Peristalsis in Action: A Bio-fluid Dynamics Perspective of Bile Transport and Gastrointestinal Motility

Abstract

Bile salts play a crucial role in lipid digestion by emulsifying fats into micelles, enhancing enzymatic hydrolysis by lipases. This process is not solely chemically driven but is significantly influenced by small intestinal peristalsis. Small intestinal peristalsis provides a significant advantage by slowing the reaction kinetics and accelerating the duodenum's micelle formation. Biliary reflux, the backflow of bile and other alkaline duodenal contents into the stomach leads to gastric inflammation, metaplasia, and carcinogenesis. This reflux, known as duodenogastric reflux (DGR), is linked to gastroduodenal motility, which refers to the coordinated contractions of the stomach (antrum), pylorus, and duodenum that regulate the movement of food and digestive fluids. However, the precise mechanisms that govern how and why bile refluxes into the stomach remain unclear. This study presents a mathematical model to investigate bile transport as a non-reactive species within the antropyloroduodenal segment, considering its non-Newtonian nature as a power-law fluid. Utilizing the lubrication approximation, exact analytical solutions are derived and validated through MATLAB simulations. Bile transport is analyzed under various duodenal motility patterns such as elementary contraction like antegrade propagating waves (APW), retrograde propagating waves (RPW), and stationary waves (SW), with variations in wavelength, wave velocity, occlusion, and contraction frequency.
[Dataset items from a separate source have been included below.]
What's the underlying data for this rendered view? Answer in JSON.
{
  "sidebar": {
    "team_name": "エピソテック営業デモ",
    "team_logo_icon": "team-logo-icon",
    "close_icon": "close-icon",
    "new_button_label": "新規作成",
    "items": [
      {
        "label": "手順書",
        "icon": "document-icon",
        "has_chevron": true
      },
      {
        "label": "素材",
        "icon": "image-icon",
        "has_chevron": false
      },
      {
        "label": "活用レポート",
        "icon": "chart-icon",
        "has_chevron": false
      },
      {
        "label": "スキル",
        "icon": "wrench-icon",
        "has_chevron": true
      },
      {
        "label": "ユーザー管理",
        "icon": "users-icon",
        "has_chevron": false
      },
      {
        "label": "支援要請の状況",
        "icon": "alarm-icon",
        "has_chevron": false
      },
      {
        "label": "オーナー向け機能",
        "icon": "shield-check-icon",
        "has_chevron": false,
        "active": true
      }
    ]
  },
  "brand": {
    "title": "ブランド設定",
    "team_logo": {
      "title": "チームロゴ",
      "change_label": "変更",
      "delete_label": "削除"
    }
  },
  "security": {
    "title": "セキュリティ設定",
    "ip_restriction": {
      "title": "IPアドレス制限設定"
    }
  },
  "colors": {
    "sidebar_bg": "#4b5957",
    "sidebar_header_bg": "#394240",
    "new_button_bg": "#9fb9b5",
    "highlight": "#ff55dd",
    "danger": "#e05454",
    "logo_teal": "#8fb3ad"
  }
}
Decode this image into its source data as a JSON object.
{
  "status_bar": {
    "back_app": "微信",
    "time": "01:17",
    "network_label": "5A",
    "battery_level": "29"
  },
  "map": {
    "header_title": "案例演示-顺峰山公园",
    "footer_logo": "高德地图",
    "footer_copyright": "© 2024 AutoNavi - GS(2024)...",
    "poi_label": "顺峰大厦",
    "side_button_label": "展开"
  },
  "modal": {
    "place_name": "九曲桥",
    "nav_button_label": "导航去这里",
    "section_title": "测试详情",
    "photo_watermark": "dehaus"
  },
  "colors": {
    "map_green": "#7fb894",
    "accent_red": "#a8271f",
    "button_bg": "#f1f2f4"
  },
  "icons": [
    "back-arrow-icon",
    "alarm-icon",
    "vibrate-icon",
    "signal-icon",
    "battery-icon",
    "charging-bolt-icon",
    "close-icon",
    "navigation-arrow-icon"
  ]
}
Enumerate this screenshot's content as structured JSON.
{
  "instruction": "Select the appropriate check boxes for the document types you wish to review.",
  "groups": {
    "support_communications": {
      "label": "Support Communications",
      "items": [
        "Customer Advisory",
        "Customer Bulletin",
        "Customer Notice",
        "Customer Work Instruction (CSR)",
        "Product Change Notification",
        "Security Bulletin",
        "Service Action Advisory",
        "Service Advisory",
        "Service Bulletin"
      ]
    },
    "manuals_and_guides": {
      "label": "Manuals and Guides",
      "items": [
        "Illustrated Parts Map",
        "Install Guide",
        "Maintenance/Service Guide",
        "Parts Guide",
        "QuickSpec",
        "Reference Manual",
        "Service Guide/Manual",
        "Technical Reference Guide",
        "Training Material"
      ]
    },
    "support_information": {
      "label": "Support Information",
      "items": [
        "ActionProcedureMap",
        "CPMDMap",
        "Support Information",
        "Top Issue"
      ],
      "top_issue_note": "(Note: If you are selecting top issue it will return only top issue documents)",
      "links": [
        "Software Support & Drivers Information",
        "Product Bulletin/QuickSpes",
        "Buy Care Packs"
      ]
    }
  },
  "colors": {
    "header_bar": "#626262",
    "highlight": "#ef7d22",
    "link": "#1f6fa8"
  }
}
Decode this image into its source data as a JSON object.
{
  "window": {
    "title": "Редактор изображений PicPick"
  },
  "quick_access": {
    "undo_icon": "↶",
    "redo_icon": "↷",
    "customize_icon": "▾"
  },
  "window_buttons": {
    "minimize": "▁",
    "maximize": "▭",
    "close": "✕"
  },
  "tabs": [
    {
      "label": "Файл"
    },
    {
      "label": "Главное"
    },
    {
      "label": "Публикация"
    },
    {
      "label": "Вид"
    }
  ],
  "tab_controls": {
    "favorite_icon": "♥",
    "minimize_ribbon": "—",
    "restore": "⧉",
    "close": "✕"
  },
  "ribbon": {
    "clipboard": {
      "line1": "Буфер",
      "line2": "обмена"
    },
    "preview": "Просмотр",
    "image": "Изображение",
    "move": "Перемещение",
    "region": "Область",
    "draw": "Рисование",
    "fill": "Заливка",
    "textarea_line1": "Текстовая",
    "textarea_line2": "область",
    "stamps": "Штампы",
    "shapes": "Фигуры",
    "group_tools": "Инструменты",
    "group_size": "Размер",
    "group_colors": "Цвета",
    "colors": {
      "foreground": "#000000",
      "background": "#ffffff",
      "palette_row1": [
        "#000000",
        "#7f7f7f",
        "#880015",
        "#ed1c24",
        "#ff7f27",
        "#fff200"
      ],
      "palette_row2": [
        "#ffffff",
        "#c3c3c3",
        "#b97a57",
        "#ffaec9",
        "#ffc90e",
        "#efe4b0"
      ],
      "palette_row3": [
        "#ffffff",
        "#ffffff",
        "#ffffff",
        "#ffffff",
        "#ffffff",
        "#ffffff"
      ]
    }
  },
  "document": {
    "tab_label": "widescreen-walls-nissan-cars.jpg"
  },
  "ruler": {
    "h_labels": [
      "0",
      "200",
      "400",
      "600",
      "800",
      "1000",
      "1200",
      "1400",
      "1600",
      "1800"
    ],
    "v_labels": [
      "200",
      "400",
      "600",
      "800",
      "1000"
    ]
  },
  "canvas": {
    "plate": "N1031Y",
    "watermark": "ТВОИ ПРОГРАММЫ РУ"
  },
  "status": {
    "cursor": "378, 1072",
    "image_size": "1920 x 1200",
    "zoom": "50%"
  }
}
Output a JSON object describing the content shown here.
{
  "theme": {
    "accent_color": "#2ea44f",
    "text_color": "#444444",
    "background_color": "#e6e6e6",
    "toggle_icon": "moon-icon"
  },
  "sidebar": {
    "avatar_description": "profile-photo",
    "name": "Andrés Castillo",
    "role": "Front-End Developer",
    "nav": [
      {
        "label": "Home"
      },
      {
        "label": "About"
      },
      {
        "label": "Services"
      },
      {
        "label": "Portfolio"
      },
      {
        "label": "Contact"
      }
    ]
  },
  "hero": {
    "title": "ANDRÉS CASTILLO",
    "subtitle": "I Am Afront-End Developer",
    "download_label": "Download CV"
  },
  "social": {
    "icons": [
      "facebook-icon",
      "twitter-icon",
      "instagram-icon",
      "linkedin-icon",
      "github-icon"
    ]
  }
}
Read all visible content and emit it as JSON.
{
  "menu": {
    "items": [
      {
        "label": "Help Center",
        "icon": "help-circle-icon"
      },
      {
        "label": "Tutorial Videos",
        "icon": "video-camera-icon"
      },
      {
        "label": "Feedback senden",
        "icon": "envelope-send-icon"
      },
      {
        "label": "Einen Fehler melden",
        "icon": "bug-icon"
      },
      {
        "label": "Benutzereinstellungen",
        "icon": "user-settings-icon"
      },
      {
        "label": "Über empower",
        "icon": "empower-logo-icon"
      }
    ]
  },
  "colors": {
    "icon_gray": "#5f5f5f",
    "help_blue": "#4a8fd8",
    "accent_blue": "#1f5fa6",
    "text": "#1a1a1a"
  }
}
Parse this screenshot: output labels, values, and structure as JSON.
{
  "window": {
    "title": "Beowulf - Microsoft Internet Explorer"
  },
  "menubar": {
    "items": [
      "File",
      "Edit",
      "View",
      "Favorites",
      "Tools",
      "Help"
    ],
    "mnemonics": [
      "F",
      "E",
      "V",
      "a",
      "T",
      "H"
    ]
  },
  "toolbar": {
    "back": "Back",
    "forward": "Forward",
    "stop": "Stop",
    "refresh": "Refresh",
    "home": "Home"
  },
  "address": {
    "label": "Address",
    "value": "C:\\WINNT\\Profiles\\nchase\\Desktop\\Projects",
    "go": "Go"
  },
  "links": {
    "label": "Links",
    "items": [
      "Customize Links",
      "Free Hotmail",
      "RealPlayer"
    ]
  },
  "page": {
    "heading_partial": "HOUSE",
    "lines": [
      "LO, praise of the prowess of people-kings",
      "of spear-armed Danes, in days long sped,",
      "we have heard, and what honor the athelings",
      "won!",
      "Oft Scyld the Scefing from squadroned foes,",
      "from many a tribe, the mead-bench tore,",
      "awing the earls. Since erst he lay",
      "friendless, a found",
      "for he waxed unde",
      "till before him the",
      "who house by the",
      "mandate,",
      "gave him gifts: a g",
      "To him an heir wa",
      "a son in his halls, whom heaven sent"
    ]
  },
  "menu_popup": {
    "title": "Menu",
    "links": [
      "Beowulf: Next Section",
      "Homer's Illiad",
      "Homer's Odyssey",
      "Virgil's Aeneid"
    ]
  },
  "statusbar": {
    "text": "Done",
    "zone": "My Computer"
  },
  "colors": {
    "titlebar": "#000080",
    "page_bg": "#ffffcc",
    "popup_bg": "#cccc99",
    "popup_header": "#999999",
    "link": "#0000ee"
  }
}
Results indicate that bile transport is driven mainly by wave traversal in the duodenum, with increased occlusion leading to more extended particle displacement [90% occlusion resulting in greater transit than 70% occlusion]. In contrast, pyloric resistance, influenced by channel width, impedes transport, contributing to oscillatory excursions. The findings underscore the coordinated influence of antral, pyloric, and duodenal motility in regulating bile flow and its impact on gastric physiology.